# Lost In Translation



## Smurfenstein (Nov 16, 2011)

Ru5ty said:


> alright so i got my cruze and i bought it in quebec " french land", and when i use the hands free button the computer prompts me in french, ive changed the language to english threw the config menu but she still speaks french! how do i get that sexy computerized voice to talk to me in english??????


Take it to your dealer, have them re-program the computer. The language setting on your car only applies to the words that pop up on your stereo, but since your car was manufactured to be sold in a French speaking area, the rest of the car is hard wired to be French.

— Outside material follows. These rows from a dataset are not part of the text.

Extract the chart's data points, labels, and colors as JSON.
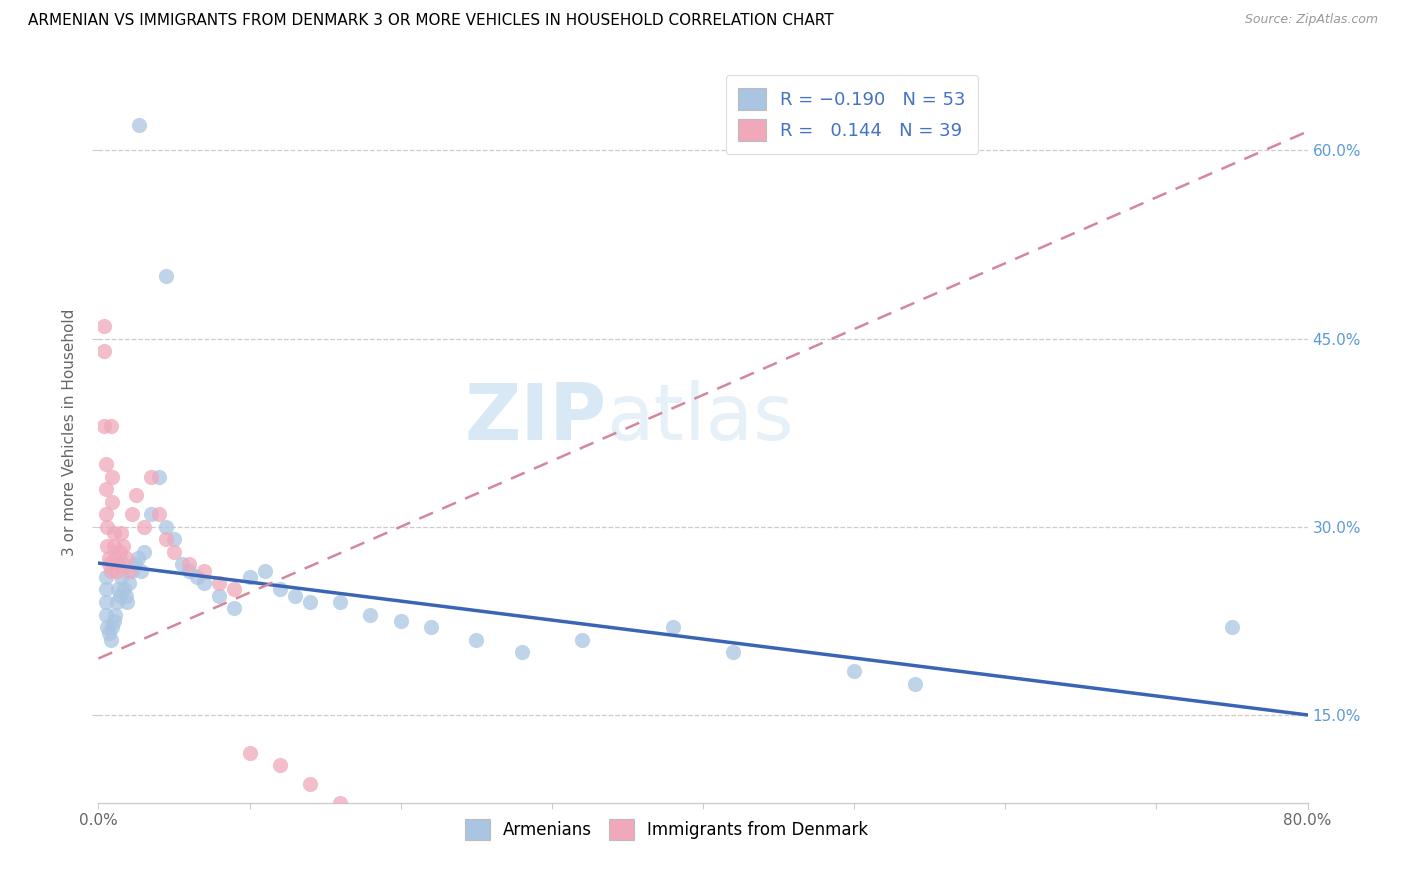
{
  "title": "ARMENIAN VS IMMIGRANTS FROM DENMARK 3 OR MORE VEHICLES IN HOUSEHOLD CORRELATION CHART",
  "source": "Source: ZipAtlas.com",
  "xmin": 0.0,
  "xmax": 0.8,
  "ymin": 0.08,
  "ymax": 0.67,
  "armenians_R": -0.19,
  "armenians_N": 53,
  "denmark_R": 0.144,
  "denmark_N": 39,
  "armenian_dot_color": "#aac5e2",
  "denmark_dot_color": "#f0a8ba",
  "armenian_line_color": "#3a65b5",
  "denmark_line_color": "#d4879a",
  "watermark_color": "#d0e8f5",
  "grid_color": "#cccccc",
  "right_axis_color": "#5b9bd5",
  "arm_line_x0": 0.0,
  "arm_line_y0": 0.271,
  "arm_line_x1": 0.8,
  "arm_line_y1": 0.15,
  "den_line_x0": 0.0,
  "den_line_y0": 0.195,
  "den_line_x1": 0.8,
  "den_line_y1": 0.615,
  "arm_scatter_x": [
    0.027,
    0.045,
    0.005,
    0.005,
    0.005,
    0.005,
    0.006,
    0.007,
    0.008,
    0.009,
    0.01,
    0.011,
    0.012,
    0.013,
    0.014,
    0.015,
    0.016,
    0.017,
    0.018,
    0.019,
    0.02,
    0.022,
    0.024,
    0.026,
    0.028,
    0.03,
    0.035,
    0.04,
    0.045,
    0.05,
    0.055,
    0.06,
    0.065,
    0.07,
    0.08,
    0.09,
    0.1,
    0.11,
    0.12,
    0.13,
    0.14,
    0.16,
    0.18,
    0.2,
    0.22,
    0.25,
    0.28,
    0.32,
    0.38,
    0.42,
    0.5,
    0.54,
    0.75
  ],
  "arm_scatter_y": [
    0.62,
    0.5,
    0.26,
    0.25,
    0.24,
    0.23,
    0.22,
    0.215,
    0.21,
    0.22,
    0.225,
    0.23,
    0.24,
    0.25,
    0.245,
    0.26,
    0.27,
    0.25,
    0.245,
    0.24,
    0.255,
    0.265,
    0.27,
    0.275,
    0.265,
    0.28,
    0.31,
    0.34,
    0.3,
    0.29,
    0.27,
    0.265,
    0.26,
    0.255,
    0.245,
    0.235,
    0.26,
    0.265,
    0.25,
    0.245,
    0.24,
    0.24,
    0.23,
    0.225,
    0.22,
    0.21,
    0.2,
    0.21,
    0.22,
    0.2,
    0.185,
    0.175,
    0.22
  ],
  "den_scatter_x": [
    0.004,
    0.004,
    0.004,
    0.005,
    0.005,
    0.005,
    0.006,
    0.006,
    0.007,
    0.007,
    0.008,
    0.008,
    0.009,
    0.009,
    0.01,
    0.01,
    0.011,
    0.012,
    0.013,
    0.014,
    0.015,
    0.016,
    0.018,
    0.02,
    0.022,
    0.025,
    0.03,
    0.035,
    0.04,
    0.045,
    0.05,
    0.06,
    0.07,
    0.08,
    0.09,
    0.1,
    0.12,
    0.14,
    0.16
  ],
  "den_scatter_y": [
    0.46,
    0.44,
    0.38,
    0.35,
    0.33,
    0.31,
    0.3,
    0.285,
    0.275,
    0.27,
    0.265,
    0.38,
    0.34,
    0.32,
    0.295,
    0.285,
    0.275,
    0.265,
    0.27,
    0.28,
    0.295,
    0.285,
    0.275,
    0.265,
    0.31,
    0.325,
    0.3,
    0.34,
    0.31,
    0.29,
    0.28,
    0.27,
    0.265,
    0.255,
    0.25,
    0.12,
    0.11,
    0.095,
    0.08
  ]
}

As a side note, did you recently move to Quebec, or simply don't want your car to speak in French? Because from what I've learned in my three years of high school French, is that Quebec-ians love French, and prefer to be seen as French, instead of Canadian.


----------



## Ru5ty (Jun 20, 2012)

i was born and raised in british columbia canada so im an anglophone , im in the canadain forces posted to a french military base, i would prefer my car to be all english


----------



## sciphi (Aug 26, 2011)

Your dealer should be able to tell the computer to change the language for good. I'm assuming the car's going with you to the next base, so re-selling it in Quebec would be a non-issue.


----------



## Ru5ty (Jun 20, 2012)

yes, it was re programmed by the dealer, it has to do with on star . he pushed the on star button and went through the settings to change it to french by voice command, why didn't i think of that !


----------



## Sunline Fan (Jul 29, 2012)

haha I'd think some would consider a sexy french voice talking over the speakers as an upgrade!


----------